Functional analysis of potato mitogen-activated protein kinase kinase, StMEK1

Abstract The involvement of the mitogen-activated protein kinase (MAPK) cascade in induced defense reactions of plants has been proposed. In a previous study, we reported that MAPK-like activity was activated in fungal elicitor-treated potato tubers. To gain a better understanding about the involvement of the MAPK cascade in defense reactions of potato, we cloned StMEK1, a potato ortholog of tobacco NtMEK2. StMEK1 shares more than 86% amino acid sequence identity with NtMEK2 and harbors conserved Ser/Thr in the activation loop. Agrobacterium-mediated expression of StMEK1DD, a constitutively active mutant of StMEK1, induced hypersensitive response (HR)-like cell death in Nicotiana benthamiana leaf, preceded by the activation of SIPK and WIPK. In addition, transient expression of StMEK1DD induced the transcript accumulation of defense genes such as PAL, TEAS, and EIG-I24 but decreased that of EIG-I30. These results suggest that StMEK1 is involved in both activation and repression of defense gene expression.

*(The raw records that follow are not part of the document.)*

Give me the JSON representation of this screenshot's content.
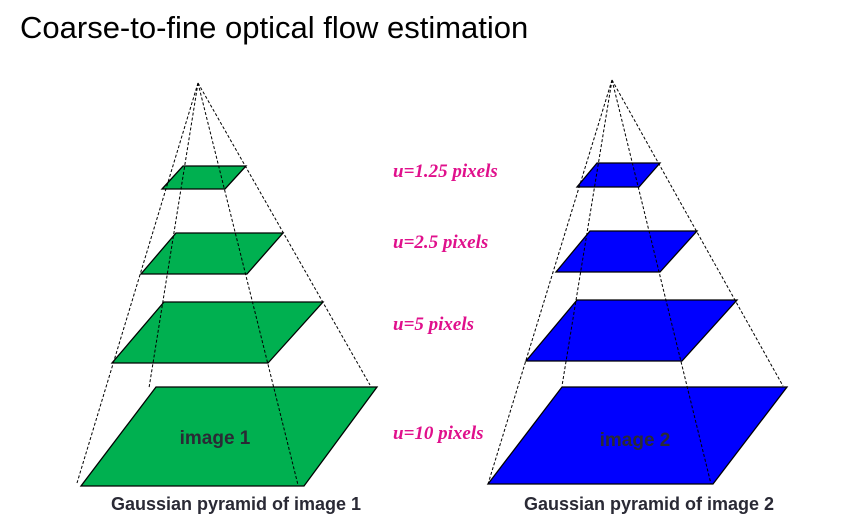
{
  "title": "Coarse-to-fine optical flow estimation",
  "colors": {
    "pyramid1": "#00b050",
    "pyramid2": "#0000ff",
    "level_labels": "#e0108c"
  },
  "levels": [
    {
      "label": "u=1.25 pixels"
    },
    {
      "label": "u=2.5 pixels"
    },
    {
      "label": "u=5 pixels"
    },
    {
      "label": "u=10 pixels"
    }
  ],
  "pyramid1": {
    "image_label": "image 1",
    "caption": "Gaussian pyramid of image 1"
  },
  "pyramid2": {
    "image_label": "image 2",
    "caption": "Gaussian pyramid of image 2"
  }
}
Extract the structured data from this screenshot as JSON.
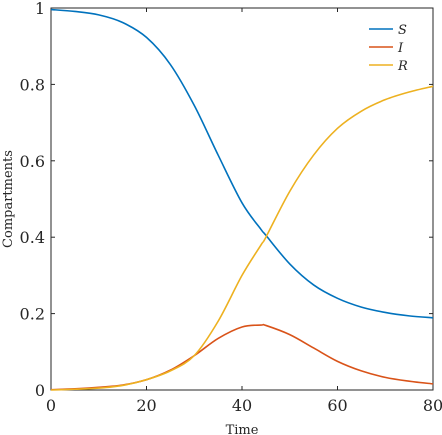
{
  "chart_data": {
    "type": "line",
    "xlabel": "Time",
    "ylabel": "Compartments",
    "xlim": [
      0,
      80
    ],
    "ylim": [
      0,
      1
    ],
    "xticks": [
      0,
      20,
      40,
      60,
      80
    ],
    "yticks": [
      0,
      0.2,
      0.4,
      0.6,
      0.8,
      1
    ],
    "ytick_labels": [
      "0",
      "0.2",
      "0.4",
      "0.6",
      "0.8",
      "1"
    ],
    "grid": false,
    "legend_position": "top-right",
    "x": [
      0,
      5,
      10,
      15,
      20,
      25,
      30,
      35,
      40,
      44,
      45,
      50,
      55,
      60,
      65,
      70,
      75,
      80
    ],
    "series": [
      {
        "name": "S",
        "color": "#0072BD",
        "values": [
          0.996,
          0.991,
          0.982,
          0.962,
          0.923,
          0.852,
          0.745,
          0.615,
          0.49,
          0.42,
          0.405,
          0.33,
          0.275,
          0.24,
          0.217,
          0.203,
          0.194,
          0.189
        ]
      },
      {
        "name": "I",
        "color": "#D95319",
        "values": [
          0.001,
          0.003,
          0.007,
          0.013,
          0.027,
          0.052,
          0.09,
          0.135,
          0.165,
          0.17,
          0.169,
          0.145,
          0.11,
          0.075,
          0.05,
          0.033,
          0.023,
          0.016
        ]
      },
      {
        "name": "R",
        "color": "#EDB120",
        "values": [
          0.0,
          0.002,
          0.005,
          0.012,
          0.027,
          0.05,
          0.09,
          0.18,
          0.3,
          0.38,
          0.4,
          0.52,
          0.615,
          0.685,
          0.73,
          0.76,
          0.78,
          0.795
        ]
      }
    ]
  }
}
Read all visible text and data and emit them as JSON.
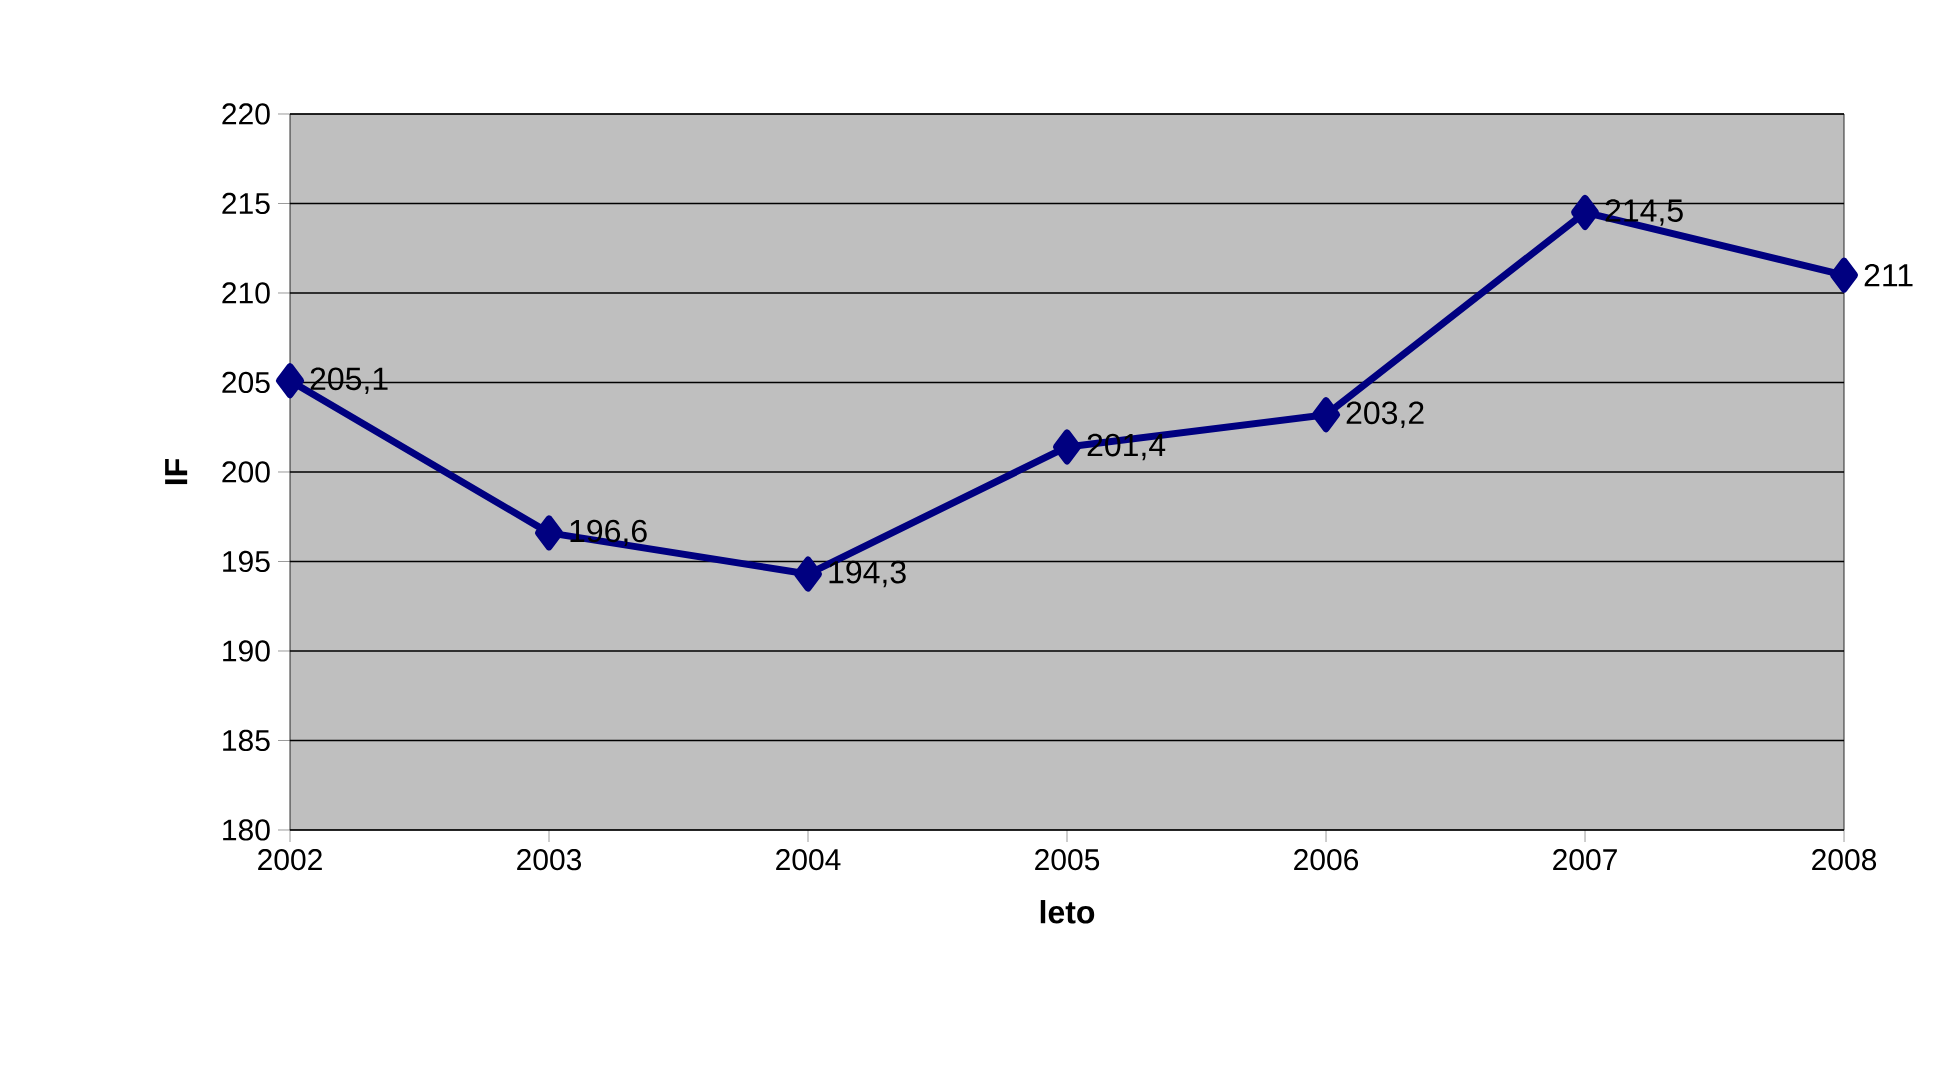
{
  "chart_data": {
    "type": "line",
    "xlabel": "leto",
    "ylabel": "IF",
    "categories": [
      "2002",
      "2003",
      "2004",
      "2005",
      "2006",
      "2007",
      "2008"
    ],
    "series": [
      {
        "color": "#000080",
        "values": [
          205.1,
          196.6,
          194.3,
          201.4,
          203.2,
          214.5,
          211
        ],
        "value_labels": [
          "205,1",
          "196,6",
          "194,3",
          "201,4",
          "203,2",
          "214,5",
          "211"
        ]
      }
    ],
    "ylim": [
      180,
      220
    ],
    "yticks": [
      180,
      185,
      190,
      195,
      200,
      205,
      210,
      215,
      220
    ],
    "grid": "y",
    "marker": "diamond",
    "line_style": "solid"
  }
}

Silencing of WIPK and SIPK Mitogen-Activated Protein Kinases Reduces Tobacco mosaic virus Accumulation But Permits Systemic Viral Movement in Tobacco Possessing the N Resistance Gene

Infection of tobacco cultivars possessing the N resistance gene with Tobacco mosaic virus (TMV) results in confinement of the virus by necrotic lesions at the infection site. Although the mitogen-activated protein kinases WIPK and SIPK have been implicated in TMV resistance, evidence linking them directly to disease resistance is, as yet, insufficient. Viral multiplication was reduced slightly in WIPK- or SIPK-silenced plants but substantially in WIPK/SIPK-silenced plants, and was correlated with an increase in salicylic acid (SA) and a decrease in jasmonic acid (JA). Silencing of WIPK and SIPK in a tobacco cultivar lacking the N gene did not inhibit viral accumulation. The reduction in viral accumulation was attenuated by expressing a gene for an SA-degrading enzyme or by exogenously applying JA. Inoculation of lower leaves resulted in the systemic spread of TMV and formation of necrotic lesions in uninoculated upper leaves. These results suggested that WIPK and SIPK function to negatively regulate local resistance to TMV accumulation, partially through modulating accumulation of SA and JA in an N-dependent manner, but positively regulate systemic resistance.